Who's best qualified to say what's in the 'voters' best interest'? The voters themselves, or commentators?
Elaine Thompson / AP / File
Ronald Dworkin, a well-known legal scholar, describes last month’s election results as depressing and puzzling. In a commentary in the New York Review of Books, he asks, “Why do so many Americans insist on voting against their own best interests?”
The New York University law and philosophy professor is not the only left-liberal to pose this question. It is a common belief that many people irrationally side with capitalist fat cats while opposing Obama administration policies that benefit themselves, such as the new medical entitlement.
“Why do they vote in such numbers for the party favored by the bankers and traders who brought on the economic catastrophe?” wonders Mr. Dworkin.
The argument here is that many voters will reap the benefits of increased government action but do not have to worry about the costs, which will be borne by the well-off. Hence it appears to be rational for a large part of the electorate to favor bigger government, trusting it to take from the relatively rich and give to the relatively poor, like a gigantic many-headed Robin Hood.

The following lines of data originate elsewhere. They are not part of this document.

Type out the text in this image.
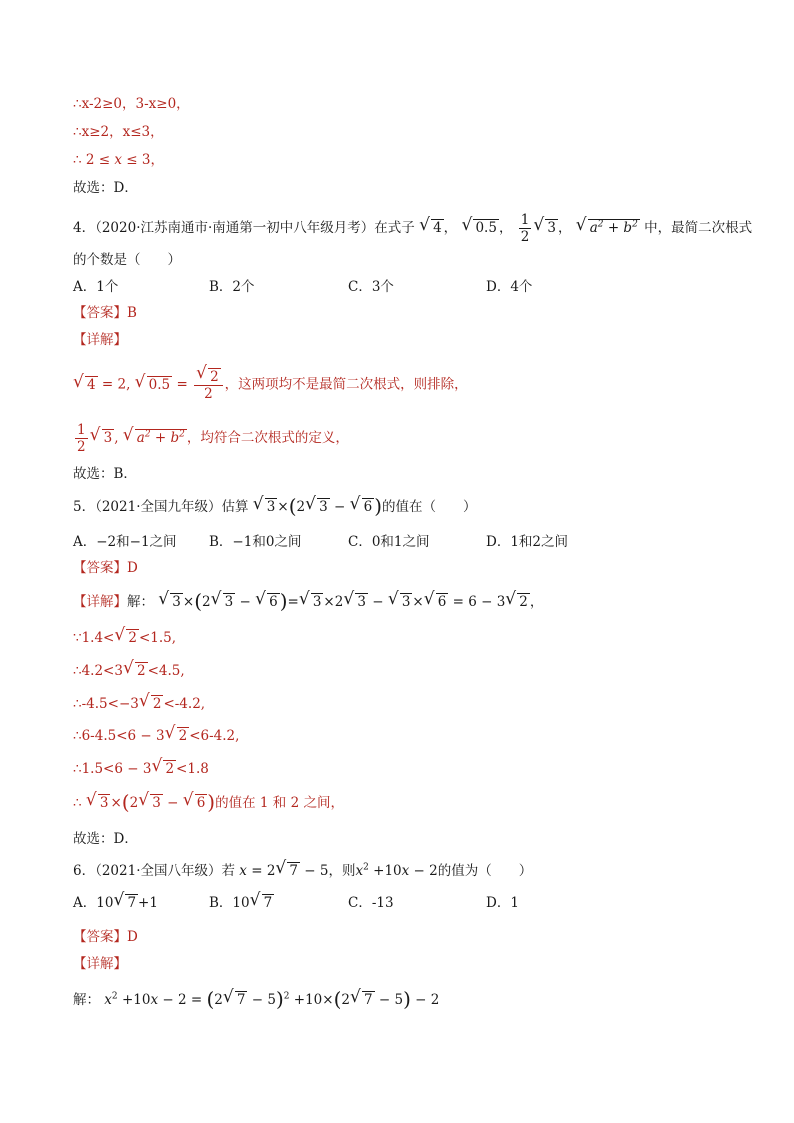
∴x-2≥0，3-x≥0，
∴x≥2，x≤3，
∴ 2 ≤ x ≤ 3，
故选：D．
4．（2020·江苏南通市·南通第一初中八年级月考）在式子 √ 4 ， √ 0.5 ， $\frac{1}{2}$
√ 3 ， √ $a^2 + b^2$ 中，最简二次根式
的个数是（　　）
A．1个	B．2个	C．3个	D．4个
【答案】B
【详解】
√ 4 = 2, √ 0.5 =
√ $\frac{2}{2}$ ，这两项均不是最简二次根式，则排除，
$\frac{1}{2}$
√ 3 , √ $a^2 + b^2$ ，均符合二次根式的定义，
故选：B．
5．（2021·全国九年级）估算 √ 3 ×(2√ 3 − √ 6 )的值在（　　）
A．−2和−1之间 B．−1和0之间	C．0和1之间	D．1和2之间
【答案】D
【详解】解： √ 3 ×(2√ 3 − √ 6 )=√ 3 ×2√ 3 − √ 3 ×√ 6 = 6 − 3√ 2 ，
∵1.4<√ 2 <1.5,
∴4.2<3√ 2 <4.5,
∴-4.5<−3√ 2 <-4.2,
∴6-4.5<6 − 3√ 2 <6-4.2,
∴1.5<6 − 3√ 2 <1.8
∴ √ 3 ×(2√ 3 − √ 6 )的值在 1 和 2 之间，
故选：D．
6．（2021·全国八年级）若 x = 2√ 7 − 5，则$x^2 +10x - 2$的值为（　　）
A．10√ 7 +1	B．10√ 7	C．-13	D．1
【答案】D
【详解】
解： $x^2 +10x - 2 = (2√$ 7 − 5)$^2$ +10×(2√ 7 − 5) − 2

Higher-income groups indeed carry a large chunk of the tax burden. So why do individuals in lower-income brackets oppose the growth of government? Well, for one thing, they and their children will still bear part of ballooning cost. Two, they or their children have the possibility of climbing up the income ladder, thereby joining the rich who are being soaked. The left-liberal argument assumes that upward mobility is not really in the cards and people are irrational to think of it—in other words, it rules out the American dream.